How To Foster Resilience In The Burnout Epidemic

SoulAdvisor | 16 Dec 2024
How To Foster Resilience In The Burnout Epidemic

Feelings of exhaustion, disconnectedness and lack of motivation are a daily occurrence for many of us. The global pandemic has taken its toll, leading many to feel overworked and depleted to the point where our bodies are shutting down.

Yet we soldier on despite these challenges, making the risk of burnout in our modern lives immense.   

The Pandemic - Compounding Burnout

According to Arianna Huffington[1], Thrive Global Founder and CEO, the pandemic has simply exacerbated an existing and pervasive problem in our society. 

To help us gain a better understanding of the modern burnout epidemic, Arianna revisits the fascinating history of burnout in an article written for Thrive Global[2]

The concept was first introduced in the 1970s by two independent researchers, Herbert Freudenberger and Christina Maslach, a Professor of Psychology, who described the consequences of severe work-related stress. 

Today, the Maslach Burnout Inventory (MBI), developed in part by Christina Maslach, is a widely used tool to measure burnout symptoms.
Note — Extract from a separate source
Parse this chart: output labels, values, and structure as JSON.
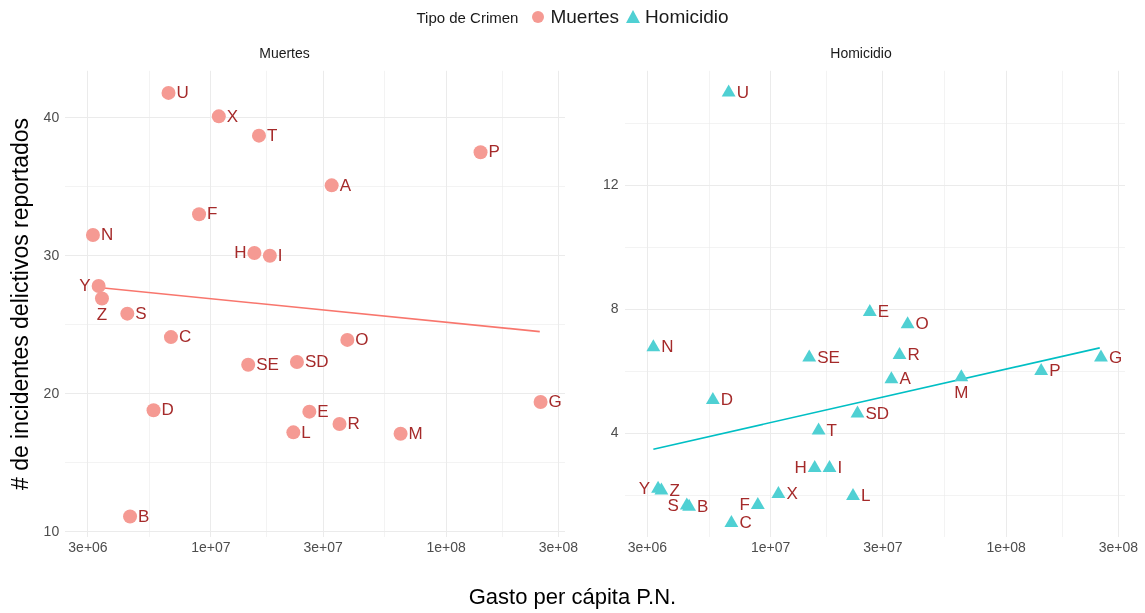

In 2019, the MBI framework was used by the World Health Organisation to include burnout as an ‘occupational phenomenon’ in the International Classification of Diseases and Related Health Problems. 

Burnout will continue to be a challenge long after the pandemic ends, however, it is not something we need to feel is inevitable. 

Arianna concludes the article by leaving us with important tips for stress management and how to foster resilience in the face of burnout: 

  1. Do not start your day by looking at your phone. Instead, take a moment to set an intention or take some conscious breaths after you wake up. 

  2. Use box-breathing techniques in moments of stress. Inhale for four counts, hold your breath for four counts, exhale for four counts and hold yourself empty for four counts. This is a powerful technique to relieve stress.

  3. Set healthy limits to media consumption. Set a time at the end of the day when you no longer read the news. This will help prepare for a good night’s rest. 

  4. Reach out to people. Offering a helping hand to others can boost well-being and put worries into perspective. 

  5. Declare an end to the working day. Turn off your phone in the evenings and consider charging it outside the bedroom. 

References

1. Arianna Huffington. Thrive Global; 2024.

2. The Fascinating History of Burnout. Thrive Global; 2020.